Fungivor: Perbedaan antara revisi

Dari Wikipedia bahasa Indonesia, ensiklopedia bebas
Konten dihapus Konten ditambahkan
Bebasnama (bicara | kontrib)
←Membuat halaman berisi 'thumb|right|200px|Seekor [[lintah bulan (''Lehmannia nyctelia'') memakan jamur]] '''Fungivor''', '''fungivora''', atau '''m...'
Tag: Suntingan perangkat seluler Suntingan peramban seluler
(Tidak ada perbedaan)

Revisi per 3 Januari 2021 00.40

Seekor lintah bulan (Lehmannia nyctelia) memakan jamur

Fungivor, fungivora, atau mikofagi adalah proses organisme mengonsumsi kulat. Banyak organisme yang berbeda telah dicatat untuk memperoleh energinya dari mengonsumsi kulat, termasuk burung, mamalia, serangga, tumbuhan, ameba, gastropoda, nematoda, bakteri, dan kulat lain.
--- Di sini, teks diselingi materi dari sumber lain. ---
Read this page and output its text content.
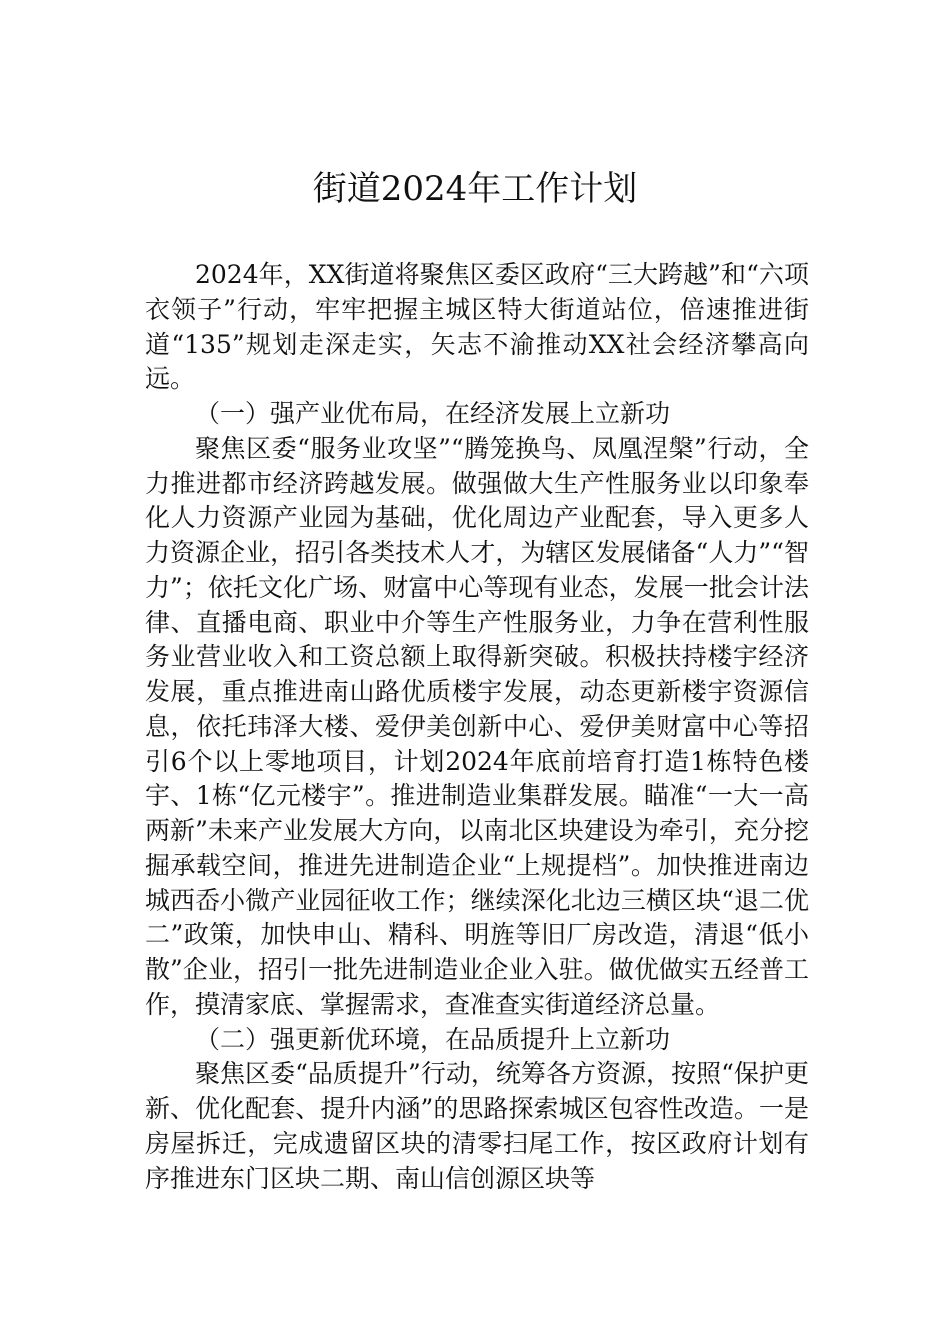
街道2024年工作计划

2024年，XX街道将聚焦区委区政府“三大跨越”和“六项衣领子”行动，牢牢把握主城区特大街道站位，倍速推进街道“135”规划走深走实，矢志不渝推动XX社会经济攀高向远。

（一）强产业优布局，在经济发展上立新功

聚焦区委“服务业攻坚”“腾笼换鸟、凤凰涅槃”行动，全力推进都市经济跨越发展。做强做大生产性服务业以印象奉化人力资源产业园为基础，优化周边产业配套，导入更多人力资源企业，招引各类技术人才，为辖区发展储备“人力”“智力”；依托文化广场、财富中心等现有业态，发展一批会计法律、直播电商、职业中介等生产性服务业，力争在营利性服务业营业收入和工资总额上取得新突破。积极扶持楼宇经济发展，重点推进南山路优质楼宇发展，动态更新楼宇资源信息，依托玮泽大楼、爱伊美创新中心、爱伊美财富中心等招引6个以上零地项目，计划2024年底前培育打造1栋特色楼宇、1栋“亿元楼宇”。推进制造业集群发展。瞄准“一大一高两新”未来产业发展大方向，以南北区块建设为牵引，充分挖掘承载空间，推进先进制造企业“上规提档”。加快推进南边城西岙小微产业园征收工作；继续深化北边三横区块“退二优二”政策，加快申山、精科、明旌等旧厂房改造，清退“低小散”企业，招引一批先进制造业企业入驻。做优做实五经普工作，摸清家底、掌握需求，查准查实街道经济总量。

（二）强更新优环境，在品质提升上立新功

聚焦区委“品质提升”行动，统筹各方资源，按照“保护更新、优化配套、提升内涵”的思路探索城区包容性改造。一是房屋拆迁，完成遗留区块的清零扫尾工作，按区政府计划有序推进东门区块二期、南山信创源区块等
Beberapa di antaranya yang hanya memakan kulat disebut fungivora, sedangkan yang lain memakan kulat hanya sebagai bagian makanannya menjadi omnivora.

Binatang

Mamalia

Banyak mamalia mamakan kulat, tetapi hanya sedikit yang memakan kulat secara eksklusif. Sebagian besar adalah pemakan kulat dan oportunistis hanya merupakan bagian makanan hewan ini.[1] Setidaknya 22 spesies primata, termasuk manusia, bonobo, langur, gorila, lemur, makaka, mangabey, marmoset, dan monyet vervet diketahui memakan kulat. Sebagian besar spesies ini menghabiskan kurang dari 5% waktu yang hewan ini habiskan untuk memakan kulat. Oleh karena itu, kulat hanya membentuk sebagian kecil makanan hewan ini. Beberapa spesies menghabiskan waktu lebih lama untuk mencari kulat, dan kulat merupakan bagian makanan terbesar hewan ini. Marmoset bertelinga putih menghabiskan hingga 12% waktunya mengonsumsi sporokarpa, Monyet Goeldi menghabiskan hingga 63% waktu untuk melakukannya, dan monyet berhidung pesek Yunnan menghabiskan hingga 95% waktunya memakan lumut kerak. Kulat relatif sangat langka di hutan hujan tropis dibandingkan dengan sumber makanan lain, seperti buah dan daun-daunan, dan ini juga tersebar lebih jarang dan muncul tidak terduga, menjadikannya sumber makanan yang menantang bagi monyet Goeldi.[2]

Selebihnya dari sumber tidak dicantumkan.